Wednesday, 04 July 2007
Chris and The Encyclopedia Salesman
By Nancy Leitz
In the fifties when my children were born and growing up, we had every kind of salesman coming through our neighborhood of row houses in Darby, Pennsylvania.
There was the vacuum cleaner man who frightened us to death by throwing dirt on our rug. Actually he could have saved his dirt; we had plenty of dirt in the rug already. But he would pick up the dirt with his wonderful vacuum and then if you needed further proof that his cleaner was the very best, he would turn it on and put it up to your ceiling and the force of the suction would make the vacuum cling to the ceiling.
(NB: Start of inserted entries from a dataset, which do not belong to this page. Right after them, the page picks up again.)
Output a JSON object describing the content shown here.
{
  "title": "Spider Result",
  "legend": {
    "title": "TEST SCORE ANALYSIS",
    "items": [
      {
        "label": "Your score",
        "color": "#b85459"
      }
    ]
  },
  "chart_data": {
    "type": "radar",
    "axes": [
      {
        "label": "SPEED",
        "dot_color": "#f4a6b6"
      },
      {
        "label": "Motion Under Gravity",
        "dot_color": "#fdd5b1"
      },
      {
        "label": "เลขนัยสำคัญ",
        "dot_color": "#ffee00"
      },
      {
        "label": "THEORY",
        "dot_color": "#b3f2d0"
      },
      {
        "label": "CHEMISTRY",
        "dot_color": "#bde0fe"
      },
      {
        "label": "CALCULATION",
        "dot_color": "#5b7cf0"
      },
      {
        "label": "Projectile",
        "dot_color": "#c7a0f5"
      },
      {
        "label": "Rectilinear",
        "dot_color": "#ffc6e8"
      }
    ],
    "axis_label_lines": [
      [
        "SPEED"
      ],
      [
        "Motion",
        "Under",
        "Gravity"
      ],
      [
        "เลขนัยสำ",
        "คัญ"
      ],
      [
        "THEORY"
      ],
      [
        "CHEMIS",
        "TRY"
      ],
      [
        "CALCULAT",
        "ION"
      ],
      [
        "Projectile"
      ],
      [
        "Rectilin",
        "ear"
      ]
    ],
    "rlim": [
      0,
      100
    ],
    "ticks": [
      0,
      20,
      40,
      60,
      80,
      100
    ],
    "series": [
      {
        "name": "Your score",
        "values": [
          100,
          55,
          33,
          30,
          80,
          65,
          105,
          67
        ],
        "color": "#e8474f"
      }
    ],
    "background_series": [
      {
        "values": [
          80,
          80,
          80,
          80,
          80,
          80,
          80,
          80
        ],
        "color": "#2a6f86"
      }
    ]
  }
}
Oh, we were truly impressed by this demonstration.
After he had achieved the maximum admiration of his machine he would say, "Now I have to turn off the cleaner because if I left it running the powerful suction could pull down your ceiling."
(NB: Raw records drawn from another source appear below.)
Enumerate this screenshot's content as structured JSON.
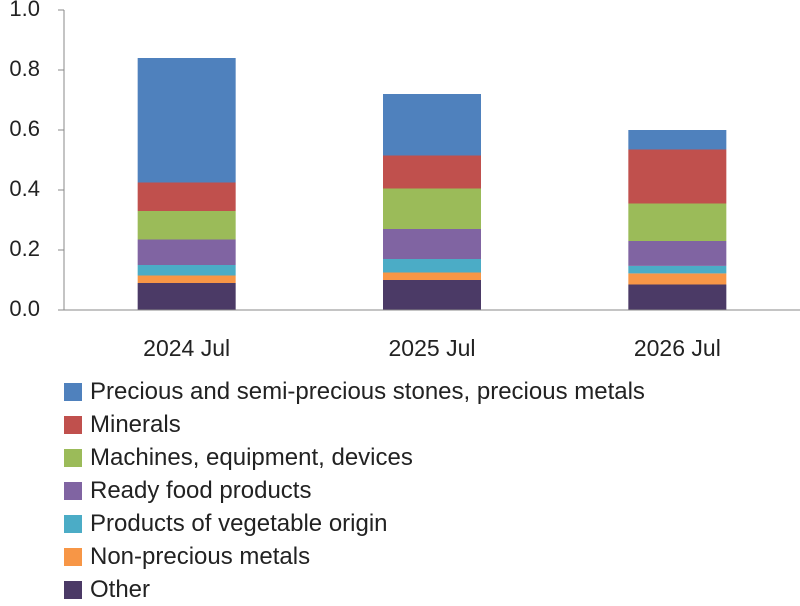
{
  "chart_data": {
    "type": "bar",
    "stacked": true,
    "categories": [
      "2024 Jul",
      "2025 Jul",
      "2026 Jul"
    ],
    "series": [
      {
        "name": "Other",
        "color": "#4b3a66",
        "values": [
          0.09,
          0.1,
          0.085
        ]
      },
      {
        "name": "Non-precious metals",
        "color": "#f79646",
        "values": [
          0.025,
          0.025,
          0.037
        ]
      },
      {
        "name": "Products of vegetable origin",
        "color": "#4bacc6",
        "values": [
          0.035,
          0.045,
          0.025
        ]
      },
      {
        "name": "Ready food products",
        "color": "#8064a2",
        "values": [
          0.085,
          0.1,
          0.083
        ]
      },
      {
        "name": "Machines, equipment, devices",
        "color": "#9bbb59",
        "values": [
          0.095,
          0.135,
          0.125
        ]
      },
      {
        "name": "Minerals",
        "color": "#c0504d",
        "values": [
          0.095,
          0.11,
          0.18
        ]
      },
      {
        "name": "Precious and semi-precious stones, precious metals",
        "color": "#4f81bd",
        "values": [
          0.415,
          0.205,
          0.065
        ]
      }
    ],
    "ylim": [
      0,
      1.0
    ],
    "yticks": [
      "0.0",
      "0.2",
      "0.4",
      "0.6",
      "0.8",
      "1.0"
    ],
    "xlabel": "",
    "ylabel": "",
    "legend_position": "bottom",
    "legend": [
      "Precious and semi-precious stones, precious metals",
      "Minerals",
      "Machines, equipment, devices",
      "Ready food products",
      "Products of vegetable origin",
      "Non-precious metals",
      "Other"
    ]
  }
}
Today my husband and I chuckle at this but at the time I believed every word and only wished that I had $48.50 to buy one. But it was not to be. I learned later that although the machine would pick up the ball bearings that he threw all over the floor, the only thing it didn't pick up was lint!
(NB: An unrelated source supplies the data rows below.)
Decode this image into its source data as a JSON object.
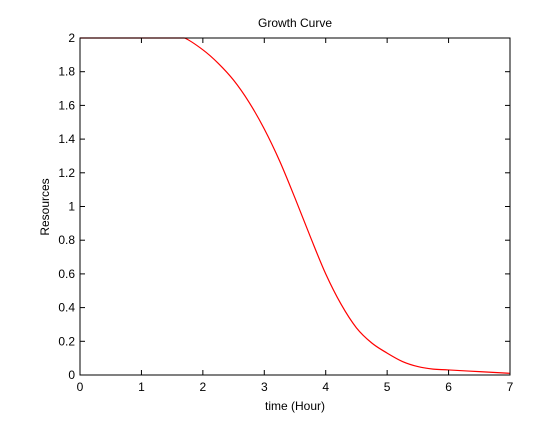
{
  "chart_data": {
    "type": "line",
    "title": "Growth Curve",
    "xlabel": "time (Hour)",
    "ylabel": "Resources",
    "xlim": [
      0,
      7
    ],
    "ylim": [
      0,
      2
    ],
    "xticks": [
      0,
      1,
      2,
      3,
      4,
      5,
      6,
      7
    ],
    "yticks": [
      0,
      0.2,
      0.4,
      0.6,
      0.8,
      1,
      1.2,
      1.4,
      1.6,
      1.8,
      2
    ],
    "xtick_labels": [
      "0",
      "1",
      "2",
      "3",
      "4",
      "5",
      "6",
      "7"
    ],
    "ytick_labels": [
      "0",
      "0.2",
      "0.4",
      "0.6",
      "0.8",
      "1",
      "1.2",
      "1.4",
      "1.6",
      "1.8",
      "2"
    ],
    "grid": false,
    "series": [
      {
        "color": "#ff0000",
        "x": [
          0,
          0.5,
          1.0,
          1.5,
          1.7,
          2.0,
          2.25,
          2.5,
          2.75,
          3.0,
          3.25,
          3.5,
          3.75,
          4.0,
          4.25,
          4.5,
          4.75,
          5.0,
          5.25,
          5.5,
          5.75,
          6.0,
          6.5,
          7.0
        ],
        "y": [
          2.0,
          2.0,
          2.0,
          2.0,
          2.0,
          1.93,
          1.85,
          1.75,
          1.62,
          1.46,
          1.27,
          1.05,
          0.82,
          0.6,
          0.42,
          0.28,
          0.19,
          0.13,
          0.08,
          0.05,
          0.035,
          0.03,
          0.02,
          0.01
        ]
      }
    ]
  }
}
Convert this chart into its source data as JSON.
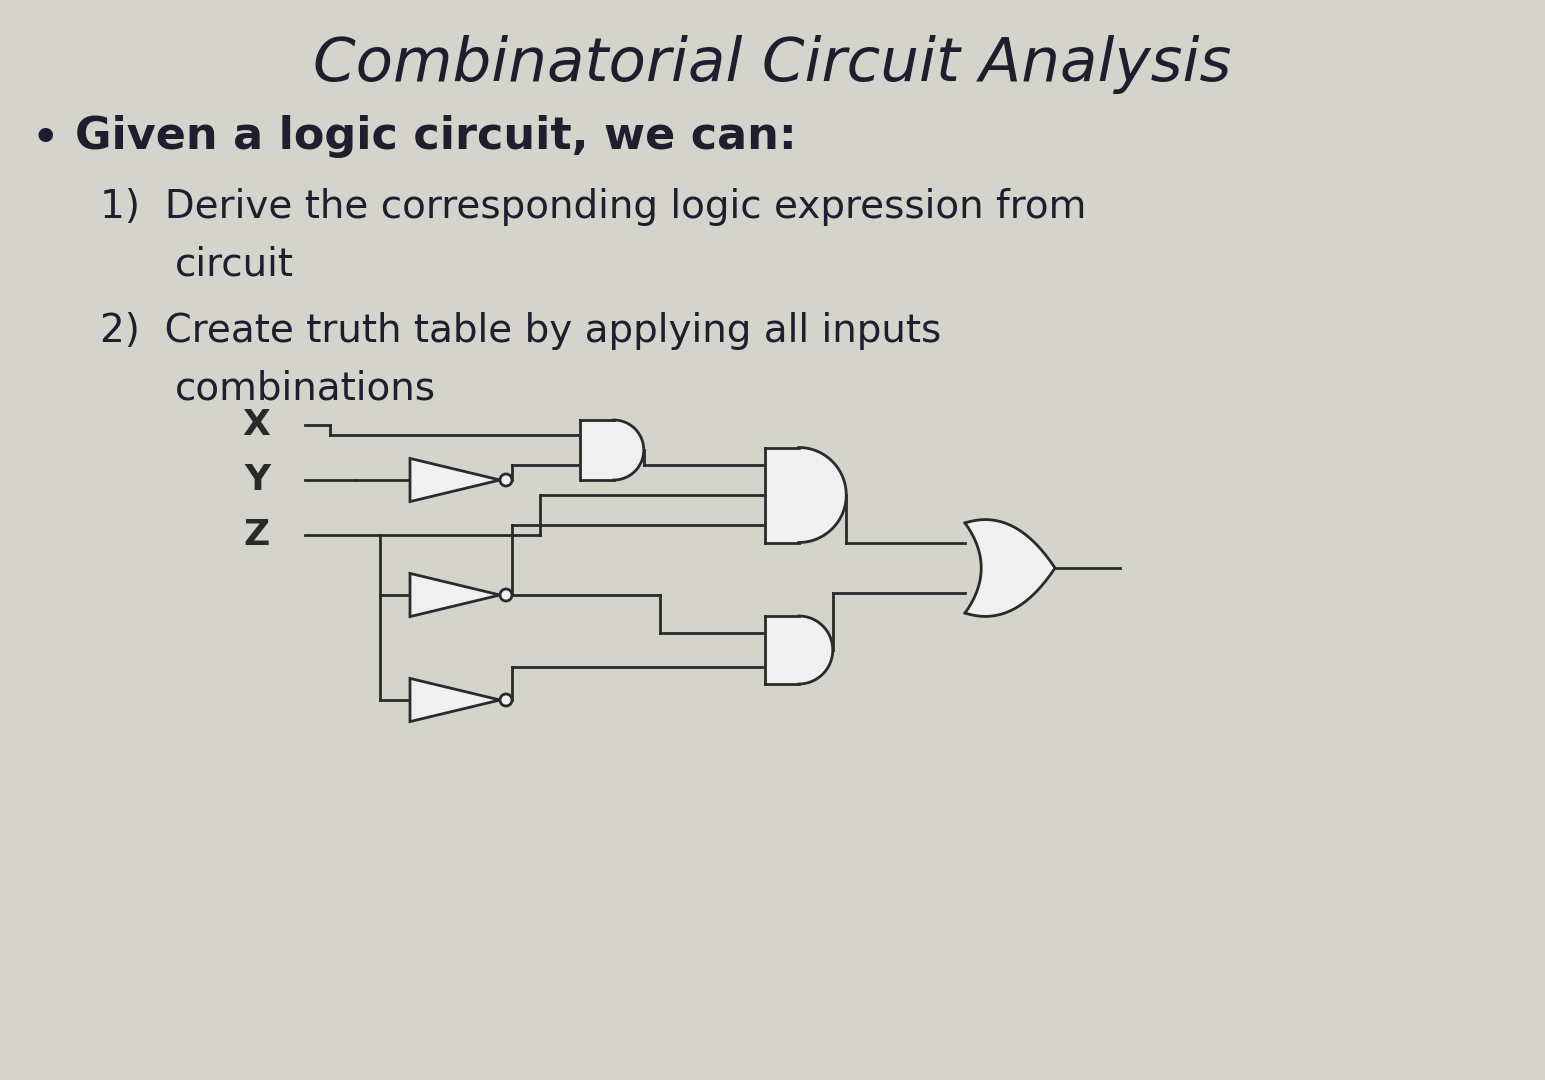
{
  "title": "Combinatorial Circuit Analysis",
  "bg_color": "#d4d4cc",
  "text_color": "#1e1e2e",
  "line_color": "#2a2a2a",
  "gate_fill": "#f0f0f0",
  "bullet": "•",
  "bullet_text": "Given a logic circuit, we can:",
  "item1a": "1)  Derive the corresponding logic expression from",
  "item1b": "circuit",
  "item2a": "2)  Create truth table by applying all inputs",
  "item2b": "combinations",
  "title_fs": 44,
  "bullet_fs": 32,
  "item_fs": 28,
  "input_fs": 26
}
Next came the Fuller Brush man. Remember him? He had all kinds of brushes. Hair, tooth, potato washing, blue serge suit, floor and toilet. When he opened his case it was a veritable explosion of brushes! You could never decide which you needed most this month.
The best part of the Fuller brushes was that they never wore out. They did not come complete with planned obsolescence as products do today. They were made right here in the good old USA and were really high quality. So you usually could afford one brush each month and at that rate you had a pretty good collection of brushes in no time. We all loved our visits from the Fuller Brush man.
How about the fellow who wanted to take the children's picture? Did he come to your house, too? This was before every person in the country had a Canon or Nikon, and they needed the picture taker. He was very welcome.
He would wait while you shined the kids up, brushed their hair with your Fuller brush and put on their nicest outfit. He was usually very patient and got nice pictures of the kids, some of which I still have today.
Once, unfortunately, he came the day I had given Carol a Toni permanent and had left the solution on a little too long. That's one of the pictures that I still have and there she is, smiling at the camera as though her hair doesn't look like she still had her finger in the electrical outlet.
That brings us to Chris and the Encyclopedia Britannica salesman. It was every mother and father's dream to be able to afford a set of encyclopedias for their children. This was long before you could use your computer as a reference book. No computers in the fifties. So the EB salesman would turn up about once a year and hope your circumstances had improved since his last visit.
The books were very expensive and it was a real distinction to have a set in your home. He would open the books to an interesting page and spread the volumes all over your living room floor. Then he would have you ask him questions and he would look it up as quickly as he could and proudly give you the correct answer.
Our Chris was about five at the time and he was playing on the screened porch and trying to hear the sales pitch at the same time. The salesman said to my husband and me, "Have your little boy ask me anything. The answer will be in one of these volumes." We called Chris in and asked if there was anything he would like to know. He thought for a minute then said, "What kind of car does God drive?"
We felt a bit sorry for the salesman as he realized that he was finished at our house and slowly began to pack up his books.